Nothing novel or unique about this problem. This just extends the problem to measure the probability to three or more people sharing the same birthday using simulation approaches. Though there are other ways to approach this problem with built-in functions the example below shows some of the individual steps.

For two people it’s fairly straight forward and with a group of about 22 people the probability that two people share the same birthday is about 0.5. For groups approaching 50 there is an extremely high probability that two people share the same birthday.

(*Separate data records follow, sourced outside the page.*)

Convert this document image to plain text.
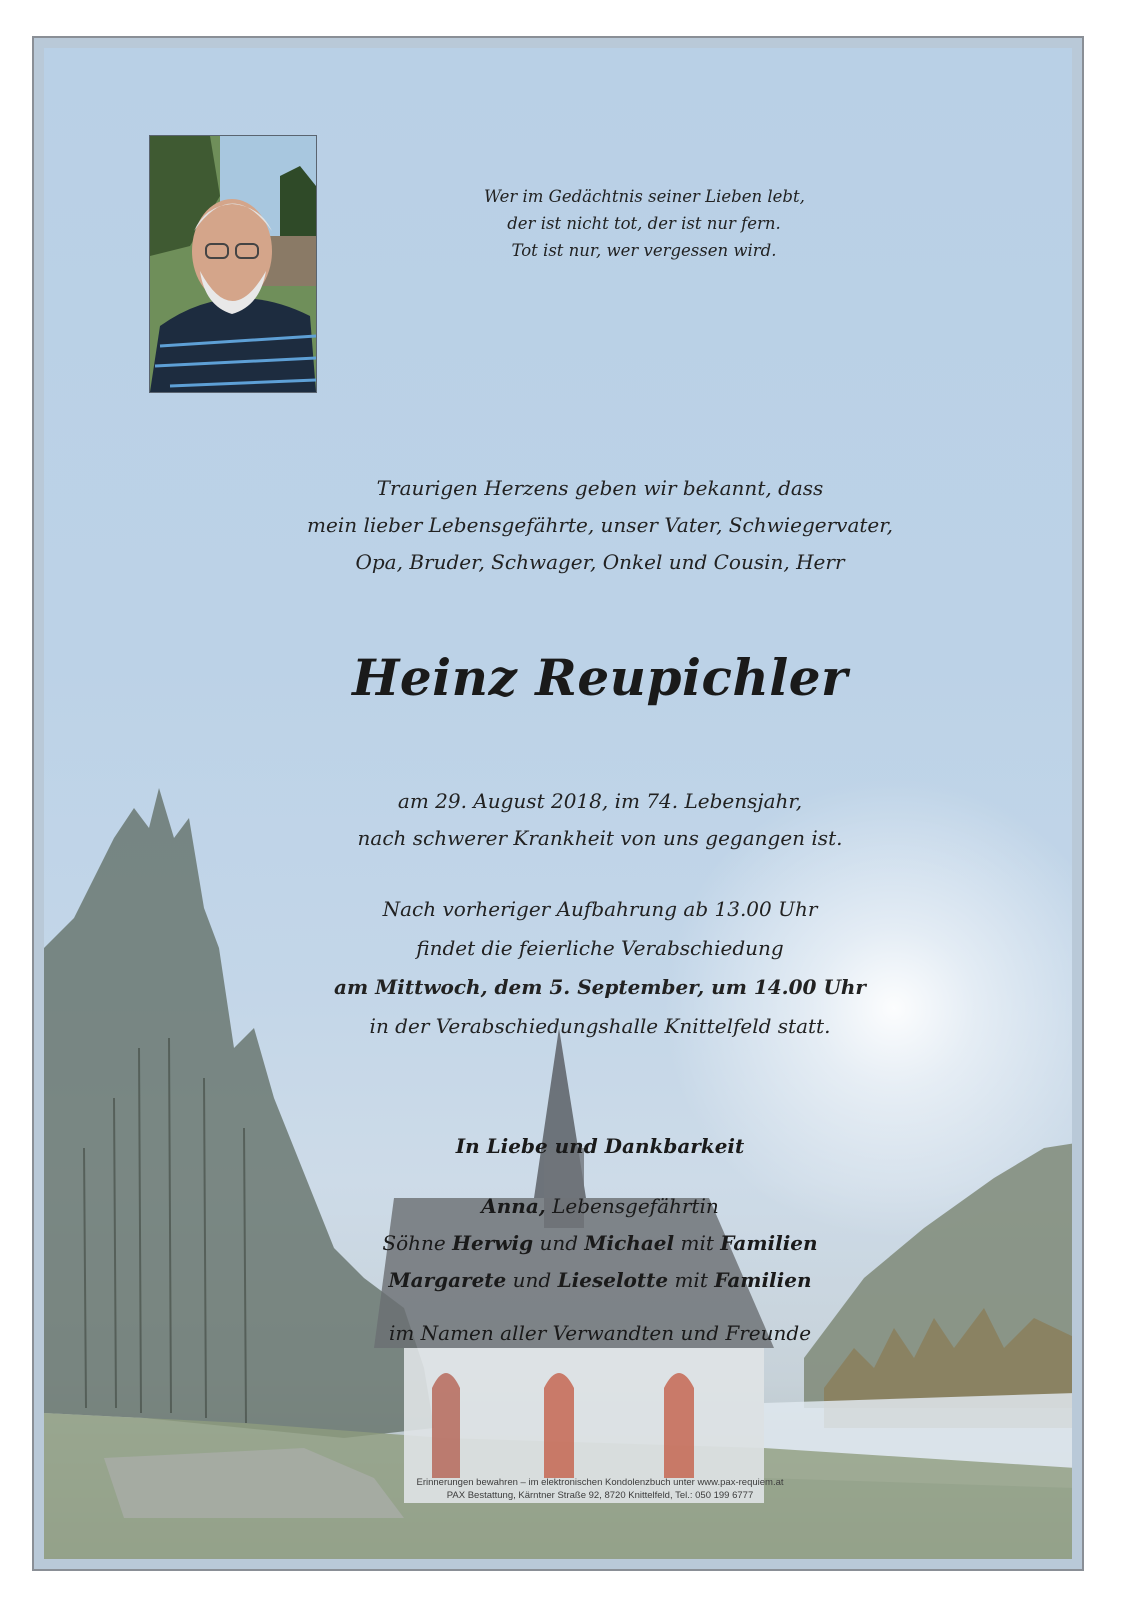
Wer im Gedächtnis seiner Lieben lebt,
der ist nicht tot, der ist nur fern.
Tot ist nur, wer vergessen wird.
Traurigen Herzens geben wir bekannt, dass
mein lieber Lebensgefährte, unser Vater, Schwiegervater,
Opa, Bruder, Schwager, Onkel und Cousin, Herr
Heinz Reupichler
am 29. August 2018, im 74. Lebensjahr,
nach schwerer Krankheit von uns gegangen ist.
Nach vorheriger Aufbahrung ab 13.00 Uhr
findet die feierliche Verabschiedung
am Mittwoch, dem 5. September, um 14.00 Uhr
in der Verabschiedungshalle Knittelfeld statt.
In Liebe und Dankbarkeit
Anna, Lebensgefährtin
Söhne Herwig und Michael mit Familien
Margarete und Lieselotte mit Familien
im Namen aller Verwandten und Freunde
Erinnerungen bewahren – im elektronischen Kondolenzbuch unter www.pax-requiem.at
PAX Bestattung, Kärntner Straße 92, 8720 Knittelfeld, Tel.: 050 199 6777
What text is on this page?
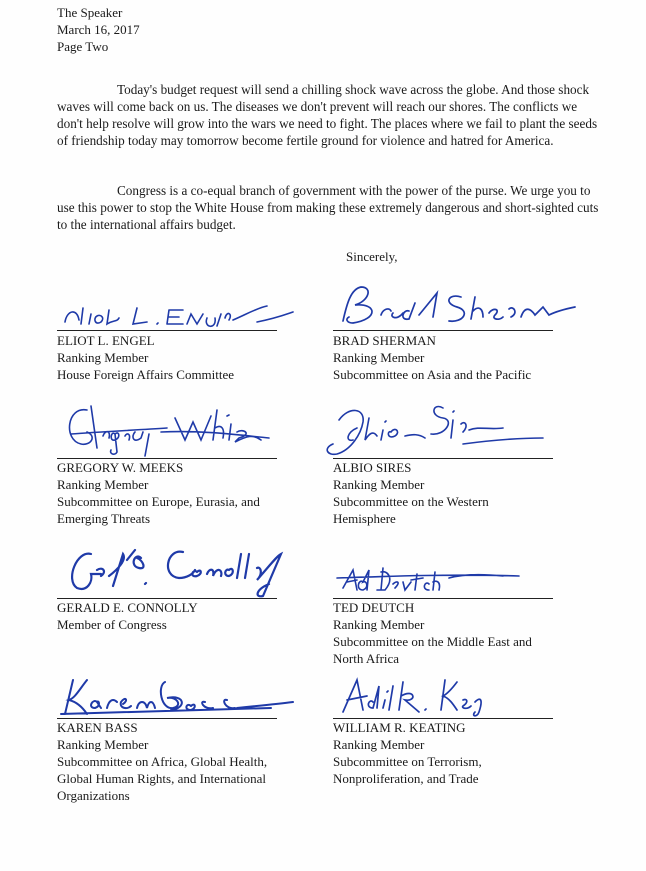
The Speaker
March 16, 2017
Page Two

Today's budget request will send a chilling shock wave across the globe. And those shock waves will come back on us. The diseases we don't prevent will reach our shores. The conflicts we don't help resolve will grow into the wars we need to fight. The places where we fail to plant the seeds of friendship today may tomorrow become fertile ground for violence and hatred for America.

Congress is a co-equal branch of government with the power of the purse. We urge you to use this power to stop the White House from making these extremely dangerous and short-sighted cuts to the international affairs budget.

Sincerely,
ELIOT L. ENGEL
Ranking Member
House Foreign Affairs Committee
BRAD SHERMAN
Ranking Member
Subcommittee on Asia and the Pacific
GREGORY W. MEEKS
Ranking Member
Subcommittee on Europe, Eurasia, and
Emerging Threats
ALBIO SIRES
Ranking Member
Subcommittee on the Western
Hemisphere
GERALD E. CONNOLLY
Member of Congress
TED DEUTCH
Ranking Member
Subcommittee on the Middle East and
North Africa
KAREN BASS
Ranking Member
Subcommittee on Africa, Global Health,
Global Human Rights, and International
Organizations
WILLIAM R. KEATING
Ranking Member
Subcommittee on Terrorism,
Nonproliferation, and Trade
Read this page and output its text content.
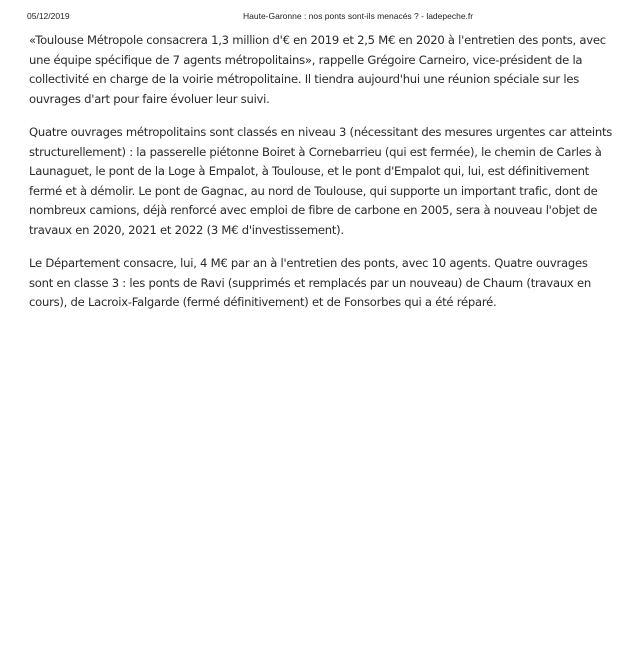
05/12/2019	Haute-Garonne : nos ponts sont-ils menacés ? - ladepeche.fr

«Toulouse Métropole consacrera 1,3 million d'€ en 2019 et 2,5 M€ en 2020 à l'entretien des ponts, avec une équipe spécifique de 7 agents métropolitains», rappelle Grégoire Carneiro, vice-président de la collectivité en charge de la voirie métropolitaine. Il tiendra aujourd'hui une réunion spéciale sur les ouvrages d'art pour faire évoluer leur suivi.

Quatre ouvrages métropolitains sont classés en niveau 3 (nécessitant des mesures urgentes car atteints structurellement) : la passerelle piétonne Boiret à Cornebarrieu (qui est fermée), le chemin de Carles à Launaguet, le pont de la Loge à Empalot, à Toulouse, et le pont d'Empalot qui, lui, est définitivement fermé et à démolir. Le pont de Gagnac, au nord de Toulouse, qui supporte un important trafic, dont de nombreux camions, déjà renforcé avec emploi de fibre de carbone en 2005, sera à nouveau l'objet de travaux en 2020, 2021 et 2022 (3 M€ d'investissement).

Le Département consacre, lui, 4 M€ par an à l'entretien des ponts, avec 10 agents. Quatre ouvrages sont en classe 3 : les ponts de Ravi (supprimés et remplacés par un nouveau) de Chaum (travaux en cours), de Lacroix-Falgarde (fermé définitivement) et de Fonsorbes qui a été réparé.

When determining that three (or more) people have the same birthday the probability decreases fairly quickly compared to measuring only two people. A fairly large group would be needed to find three people with the same birthday.

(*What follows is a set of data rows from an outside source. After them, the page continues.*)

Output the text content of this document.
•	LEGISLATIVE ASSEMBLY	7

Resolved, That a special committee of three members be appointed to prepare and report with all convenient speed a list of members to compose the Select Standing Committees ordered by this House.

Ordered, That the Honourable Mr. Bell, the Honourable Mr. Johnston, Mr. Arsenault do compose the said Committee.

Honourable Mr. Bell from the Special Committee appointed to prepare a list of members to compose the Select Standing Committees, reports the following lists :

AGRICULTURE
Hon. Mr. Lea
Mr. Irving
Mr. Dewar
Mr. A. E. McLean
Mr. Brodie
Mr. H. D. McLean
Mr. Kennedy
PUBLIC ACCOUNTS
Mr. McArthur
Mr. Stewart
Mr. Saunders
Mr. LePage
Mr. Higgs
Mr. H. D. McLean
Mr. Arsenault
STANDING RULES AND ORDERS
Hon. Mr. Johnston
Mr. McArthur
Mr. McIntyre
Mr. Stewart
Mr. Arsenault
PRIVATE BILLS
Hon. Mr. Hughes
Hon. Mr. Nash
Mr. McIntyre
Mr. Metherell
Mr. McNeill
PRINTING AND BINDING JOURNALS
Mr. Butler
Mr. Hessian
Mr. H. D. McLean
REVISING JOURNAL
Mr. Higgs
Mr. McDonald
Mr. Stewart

Here is some R code to determine these probabilities.

n.rep = 5000
theta.val = 75
doy = seq(from=1, to=365, by=1)
sim.mat = matrix(NA, nrow=theta.val, ncol=4)
getProb = function(n){
q = 1 - seq(0,n-1)/365
p = 1 - prod(q)
}
theta.list = seq(from=2, to=75, by=1)
p.graph = sapply(theta.list, getProb)
fifty.fifty = which(p.graph >.5)[1]
plot(p.graph, main="Probability Two People Have the Same Birthday", ylab='Probability', xlab="Number of People in Group")
lines(p.graph)
abline(h=.5, v=fifty.fifty)
## For matching multiple people
## Runs a little slow.
for(i in 2:theta.val){
bday = replicate(n.rep, sample(doy, size=i, replace=T) )
bday[1,]
bday.table = apply(bday, 2, table)
sim.2 = ifelse( unlist( lapply(bday.table, max) ) >=2, 1, 0)
sim.3 = ifelse( unlist( lapply(bday.table, max) ) >=3, 1, 0)
sim.4 = ifelse( unlist( lapply(bday.table, max) ) >=4, 1, 0)
sim.mat[i,1] = i
sim.mat[i,2] = sum(sim.2)/length(sim.2)
sim.mat[i,3] = sum(sim.3)/length(sim.3)
sim.mat[i,4] = sum(sim.4)/length(sim.4)
}
graph.sim = t( sim.mat[,2:4] )
colnames(graph.sim) = sim.mat[,1]
barplot(graph.sim[1,], ylim=c(0,1), col="red",
main="Probability of Having Multiple People with the Same Birthday",
xlab="People with Birthday",
ylab="Probability")
barplot(graph.sim[2,], ylim=c(0,1), col="blue", add=T)
barplot(graph.sim[3,], ylim=c(0,1), col="black", add=T)
abline(h=.5)
legend("topleft", c("2","3","4"), col=c("red","blue","black"), lwd=3)

*Related*

or try looking at ?pbirthday… Might speed things up.

Look at that. There’s a function for the theoretical probability. Good to know.